A modest backlash against the culture

Posted: Dec 09, 2005 12:05 AM

The following is from a new blog: "Waiting to meet an old friend for lunch the other day, my eye fell on the young woman at the table across the aisle. She was attractive, nicely put together in a casual way: T-shirt, jeans, Eskimo-style boots, and a neat ponytail. The lady with her appeared to be her middle-aged mother. Ultimately, I noticed that her T-shirt had some strange writing on it, which is hard to do justice to, while being sensitive to the fact that ModestyZone has some young readers. I will do my best. It read: '"I'D F*** ME" (without the asterisks of course). Hmmmm. Hmmmmm? . . . What could this young woman have been thinking? And how on earth could her middle-aged companion sip her soup and not be mortified at the outrageous slogan proudly displayed on the chest across the table?"

 The above post is from a new website called Modestlyyours.net (see also the parent site ModestyZone.net), recently launched by Wendy Shalit, author of "A Return to Modesty: Discovering the Lost Virtue." Twenty women of all ages, races, and backgrounds push back against the onslaught of vulgarity and loutishness that infests, no, is popular culture in our day. It's a very small island of sanity, but all the more welcome for that. In fact, based on unscientific samplings from around the country, I'd wager that millions of women share the views offered here yet feel outnumbered and beleaguered.

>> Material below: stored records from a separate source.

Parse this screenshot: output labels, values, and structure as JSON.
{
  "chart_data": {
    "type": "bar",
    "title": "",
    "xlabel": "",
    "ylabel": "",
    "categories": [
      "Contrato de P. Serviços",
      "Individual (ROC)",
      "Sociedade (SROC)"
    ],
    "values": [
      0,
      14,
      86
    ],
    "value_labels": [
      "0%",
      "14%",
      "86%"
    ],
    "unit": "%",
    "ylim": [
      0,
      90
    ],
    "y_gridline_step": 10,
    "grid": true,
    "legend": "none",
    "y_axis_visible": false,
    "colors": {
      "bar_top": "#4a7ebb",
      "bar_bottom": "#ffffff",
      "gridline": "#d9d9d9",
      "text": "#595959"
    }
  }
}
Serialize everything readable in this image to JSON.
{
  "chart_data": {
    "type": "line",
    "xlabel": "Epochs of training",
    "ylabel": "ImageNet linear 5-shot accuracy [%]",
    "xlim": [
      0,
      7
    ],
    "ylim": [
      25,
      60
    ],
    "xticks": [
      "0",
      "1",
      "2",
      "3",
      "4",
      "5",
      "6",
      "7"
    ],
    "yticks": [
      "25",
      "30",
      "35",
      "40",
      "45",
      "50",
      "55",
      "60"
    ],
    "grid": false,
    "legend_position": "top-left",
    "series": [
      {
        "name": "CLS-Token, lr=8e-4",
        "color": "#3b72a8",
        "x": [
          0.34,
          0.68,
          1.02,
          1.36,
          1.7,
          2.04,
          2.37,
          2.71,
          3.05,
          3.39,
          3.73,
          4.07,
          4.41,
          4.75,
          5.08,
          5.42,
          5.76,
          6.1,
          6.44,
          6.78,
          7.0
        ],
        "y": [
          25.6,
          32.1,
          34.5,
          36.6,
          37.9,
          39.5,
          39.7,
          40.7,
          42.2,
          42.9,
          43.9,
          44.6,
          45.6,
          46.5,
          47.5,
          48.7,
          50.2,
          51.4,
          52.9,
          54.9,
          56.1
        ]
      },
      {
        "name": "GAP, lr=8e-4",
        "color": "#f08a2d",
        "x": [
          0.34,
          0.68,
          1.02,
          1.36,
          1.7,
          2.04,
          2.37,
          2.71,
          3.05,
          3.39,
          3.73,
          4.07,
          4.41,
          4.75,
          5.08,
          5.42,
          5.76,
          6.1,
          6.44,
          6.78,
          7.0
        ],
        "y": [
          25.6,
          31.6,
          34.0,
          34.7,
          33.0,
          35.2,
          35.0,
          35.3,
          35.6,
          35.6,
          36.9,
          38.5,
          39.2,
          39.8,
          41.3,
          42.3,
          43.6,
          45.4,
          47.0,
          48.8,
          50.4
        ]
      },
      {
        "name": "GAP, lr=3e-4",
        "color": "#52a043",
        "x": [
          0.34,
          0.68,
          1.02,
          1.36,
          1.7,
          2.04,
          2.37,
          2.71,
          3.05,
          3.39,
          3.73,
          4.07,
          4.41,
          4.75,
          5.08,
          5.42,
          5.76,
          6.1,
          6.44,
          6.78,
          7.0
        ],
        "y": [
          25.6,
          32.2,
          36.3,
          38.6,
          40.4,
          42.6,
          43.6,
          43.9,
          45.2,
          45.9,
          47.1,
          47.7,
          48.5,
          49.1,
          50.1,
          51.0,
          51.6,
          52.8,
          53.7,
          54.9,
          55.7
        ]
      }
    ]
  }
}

 The young lady who wore that T-shirt has been raised in a trash culture. She must have learned before she was ten that innocence is scorned in our society, whereas raunchiness can make you rich and famous. She has seen Paris Hilton rocket to stardom on the strength of a video that circulated on the Internet showing her having sex with her boyfriend. She has seen Britney Spears figure out that the way to success was not the girl next door persona but the slut look. She knows that television entertainment producers are reluctant to show stars smoking cigarettes lest they set a bad example for youngsters, yet they saturate their programming with sexual titillation and bed hopping (and not among adults married to each other). She knows that her local mall is chock full of sexy clothes for girls as young as 8 and 9. And she has perhaps watched (though without the sorrow she ought to feel) the degeneration of Lindsay Lohan, who burst on the Hollywood scene as an adorable pre-teen -- all auburn hair and freckles and sparkle -- and in the space of only a very few years turned into a prematurely debauched, sallow, coarse, painted lady. Lohan is a fitting symbol of our age.

 Women did this to themselves of course, by signing on to the sexual revolution in the '60s and '70s. The feminists thought they were achieving equality with men. They got something else altogether. Another blog entry on the site mentions that the writer's 16-year-old nephew gets offers of oral sex from his female classmates on a somewhat regular basis. Ah, yes, sisterhood is powerful ain't it?

 Modestlyyours.net is an antidote to the vulgarity that is shoved in our faces from magazine covers, television, raunch radio, movies, and shows ("The Vagina Monologues" is a success?). Here on this small piece of cyberspace, you will find young women like Rashida Jolley, a former Miss District of Columbia. She is a singer and abstinence advocate whose first CD is called "Love is Not a Game." Meghan Grizzle is a 20-year-old Harvard student who volunteers as a mentor to third and fifth grade Boston girls and heads Harvard Right to Life. Tzippy Cohen (who is pictured feeding a tiger cub from a bottle) survived a terrorist bombing in Israel and now works in Los Angeles attempting to make short films on important subjects. Eve Grubin, a born and bred New Yorker, is a poet whose work has appeared in The American Poetry Review and The New Republic, among other places.

 Each of these women rejects the sexual standards of the age. Each has reached for the dignity and even serenity that grows out of a more traditional understanding of sex. Some are married and mothers, others are not. Shalit names a "rebel of the month" on the site, choosing young women who exemplify modesty, intelligence, and integrity. They are the counter counterculture -- and not a minute too soon.